Depuis quelques semaines, un débat est lancé : il faut des primaires à gauche ! La panique a pris depuis les résultats, certes désastreux, tant pour le parti socialiste que pour ceux qui, à gauche, veulent incarner l’alternative. Les primaires viennent, comme le messie,
nous sauver du désastre. Pourtant elles finissent par tuer la gauche.
Pourquoi faudrait-il prendre exemple sur le modèle anglo-saxon du bipartisme ? Il n’appartient pas à notre tradition. Il y a quand même une forme d’ironie à vouloir parler d’une primaire de la gauche au moment où précisément celle-ci fait état de divergences si profondes qu’on ne sait plus quels sont ses points communs. De manière totalement artificielle, certains voudraient par cet artifice électoraliste maintenir un bloc que tout oppose : de Macron à Mélenchon, de Valls à Taubira. Peut-être qu’ils espèrent que le capitaine de pédalo, qui a si souvent pu montrer ses revirements, sera le seul à n’avoir pas assez de conviction pour faire la synthèse. Les primaires ont un sens aux États-Unis où depuis des décennies deux grands partis rassemblent l’essentiel des suffrages, tant et si bien que peu de monde peut citer les noms ou les leaders des autres partis, qui pourtant se présentent aux présidentielles. Faut-il au moment où le débat à gauche est crucial faire comme si sur les traités européens, sur les libertés publiques, sur le droit social ou l’austérité il n’y avait pas de désaccords et trouver l’ectoplasme mou capable de représenter un consensus qui n’existe pas ?
Les primaires sont anti-démocratiques. Aux États-Unis, ont le sait, la logique spectaculaire des primaires appelle d’abord une course aux dons. Raison pour laquelle d’ailleurs quand vous-vous connectez au site des primaires de la gauche, il vous est d’abord demandé un don… L’argent roi avant le débat, est-cela dont la gauche a besoin ? Voyez comme le prétendu débat n’en est pas un : très vite les dirigeants du Parti Socialiste ont vendu la mèche en déclarant que la question du programme était secondaire. Les primaires ne vont pas sauver la gauche, mais l’enterrer : en lieu et place d’une confrontation salutaire de propositions, elles vont se contenter de présenter des personnalités pour lesquelles les sondages vont commencer leur travail de sélection, sans contenu réel.

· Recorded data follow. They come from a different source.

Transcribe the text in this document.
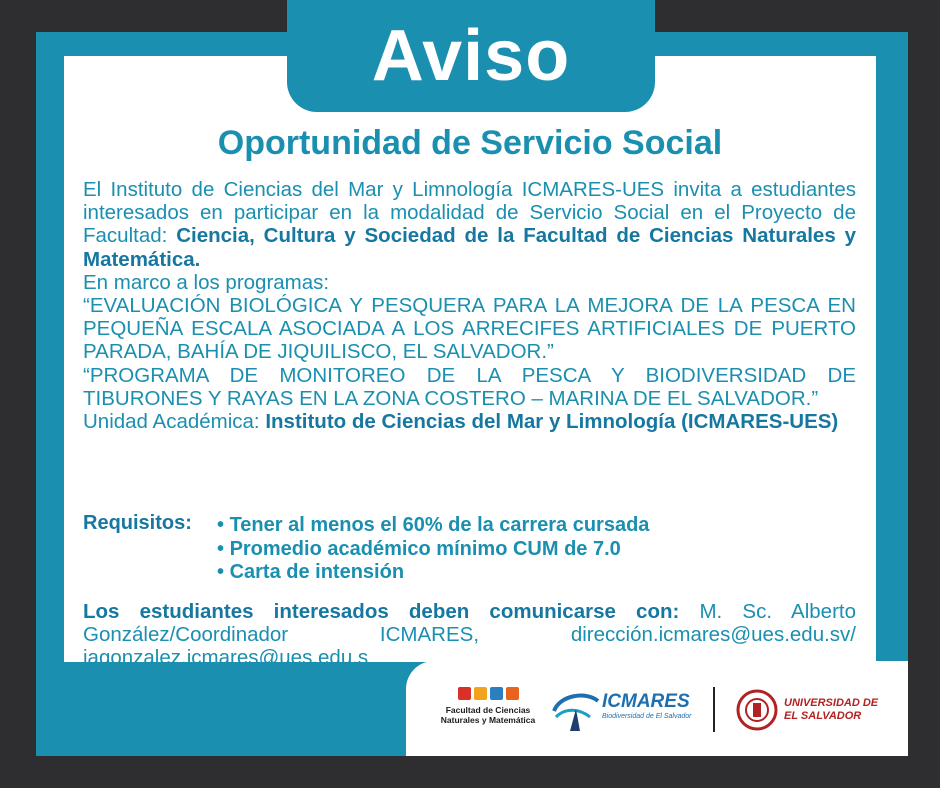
Aviso
Oportunidad de Servicio Social

El Instituto de Ciencias del Mar y Limnología ICMARES-UES invita a estudiantes interesados en participar en la modalidad de Servicio Social en el Proyecto de Facultad: Ciencia, Cultura y Sociedad de la Facultad de Ciencias Naturales y Matemática.

En marco a los programas:

“EVALUACIÓN BIOLÓGICA Y PESQUERA PARA LA MEJORA DE LA PESCA EN PEQUEÑA ESCALA ASOCIADA A LOS ARRECIFES ARTIFICIALES DE PUERTO PARADA, BAHÍA DE JIQUILISCO, EL SALVADOR.”

“PROGRAMA DE MONITOREO DE LA PESCA Y BIODIVERSIDAD DE TIBURONES Y RAYAS EN LA ZONA COSTERO – MARINA DE EL SALVADOR.”

Unidad Académica: Instituto de Ciencias del Mar y Limnología (ICMARES-UES)

Requisitos:
•	Tener al menos el 60% de la carrera cursada
• Promedio académico mínimo CUM de 7.0
• Carta de intensión
Los estudiantes interesados deben comunicarse con: M. Sc. Alberto González/Coordinador ICMARES, dirección.icmares@ues.edu.sv/ jagonzalez.icmares@ues.edu.s
Facultad de Ciencias Naturales y Matemática
ICMARES
Biodiversidad de El Salvador
UNIVERSIDAD DE EL SALVADOR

À ce propos un sondage sur le bienfait des primaires arrive à point nommé : les instituts de sondage ayant eux-même tout intérêt à promouvoir l’exercice qui va leur ouvrir de nouveaux marchés. Quitte à transformer un rejet pour une primaire de toute la gauche en plébiscite.
Reste le Front National : mais n’est-ce pas lui précisément qui dénonce à longueur de journée qu’un bloc, l’UMPS, LRPS (herpès), domine le champ politique ? Faire croire qu’il y aurait un tripartisme : LA droite, LA gauche, Le Front-National serait pire que tout. Une primaire de la gauche renforce cette impression de connivence : à gauche ils sont finalement d’accords entre eux ; à droite il sont d’accord entre eux ; entre eux, droite et gauche ils n’ont qu’un objectif, battre le candidat du Front National et non faire gagner leurs idées. Car la logique des primaires réduit finalement le débat politique : on ne demande plus aux électeurs de vérifier, au premier tour, quel est l’équilibre entre les lignes de forces au sein de chaque orientation. Il ne s’agit plus que de communication et de théorie des jeux : anticiper sur quelle serait la réaction des autres si nous présentions tel ou telle, indépendamment des effets de la discussion politique. On ne se demande plus quel est le meilleur programme, ni le moins pire, mais on essaye d’imaginer quelle personnalité serait mieux acceptée par les autres. Les primaires signent donc l’aboutissement logique de la cinquième république, désigner un candidat consensuel. L’argument des monarchistes contre l’idée même de République en somme.